The grandchildren of those night crawlers were out in full force at the Gay Pride parade in Manhattan last Sunday, brandishing the tropes that continue to seduce Jacob’s imagination. If you wanted to see a transparent chiffon blouson or a scarlet patent miniskirt unabashedly gleaming, there was no reason to wait for Jacobs’ mini-show — you needed looked no further than Washington Square Park.

Curiously, the show notes were not written by an actual person but instead came courtesy of Chat GPT, and the Bot offered its “thoughts” in the past tense. In uniquely stilted prose, this opus read in part: “The Marc Jacobs fashion show mesmerised its audience with an awe-inspiring fusion of masculine tailoring and feminine elegance. The tailored suits designed exclusively for women challenged traditional gender boundaries… demonstrat[ing] the designer’s commitment to pushing boundaries and redefining beauty.”

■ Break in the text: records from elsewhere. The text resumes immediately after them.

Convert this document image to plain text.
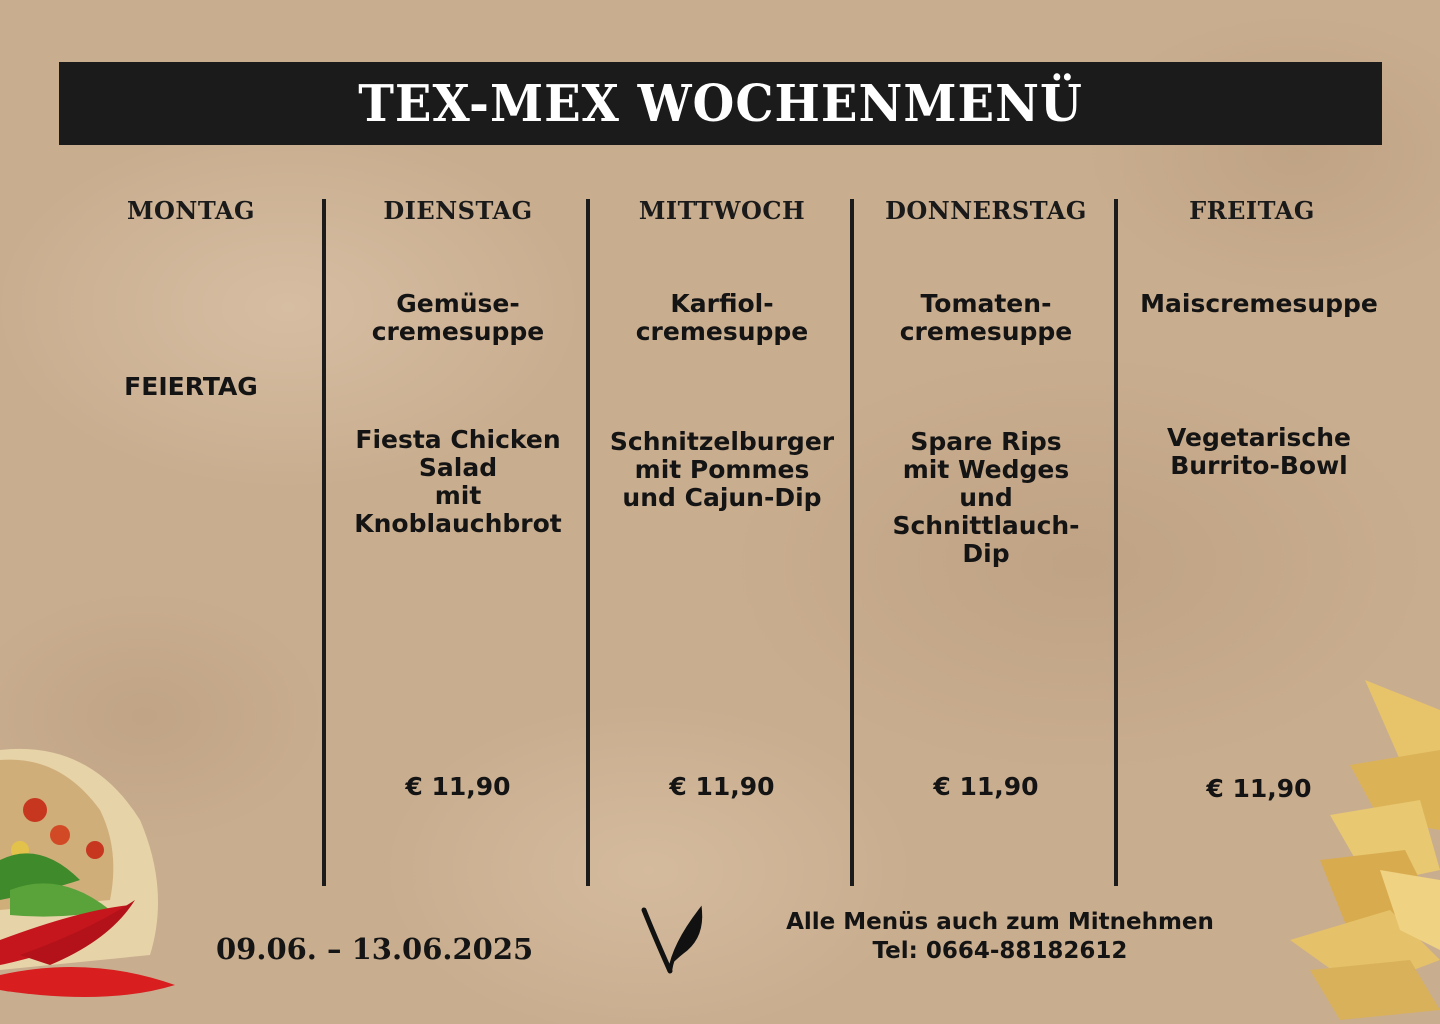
TEX-MEX WOCHENMENÜ
MONTAG
FEIERTAG
DIENSTAG
Gemüse-
cremesuppe
Fiesta Chicken
Salad
mit
Knoblauchbrot
€ 11,90
MITTWOCH
Karfiol-
cremesuppe
Schnitzelburger
mit Pommes
und Cajun-Dip
€ 11,90
DONNERSTAG
Tomaten-
cremesuppe
Spare Rips
mit Wedges
und
Schnittlauch-
Dip
€ 11,90
FREITAG
Maiscremesuppe
Vegetarische
Burrito-Bowl
€ 11,90
09.06. – 13.06.2025
Alle Menüs auch zum Mitnehmen
Tel: 0664-88182612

But those kids in the park already knew all about redefining beauty. Unlike the sylph-like mannequins on Jacobs’ runway, these revellers were magnificently diverse in shape and size. Resplendent in their pleated miniskirts and gossamer camisoles, crocheted panties and star pasties, rainbow-tulle tutus and sequin fringe, they paid no mind to whatever sex they were assigned on their birth certificates. They certainly didn’t need a Bot to tell them about traditional gender boundaries.

Is it any wonder that Jacobs was hell bent on capturing their youth in a bottle, if only for four minutes?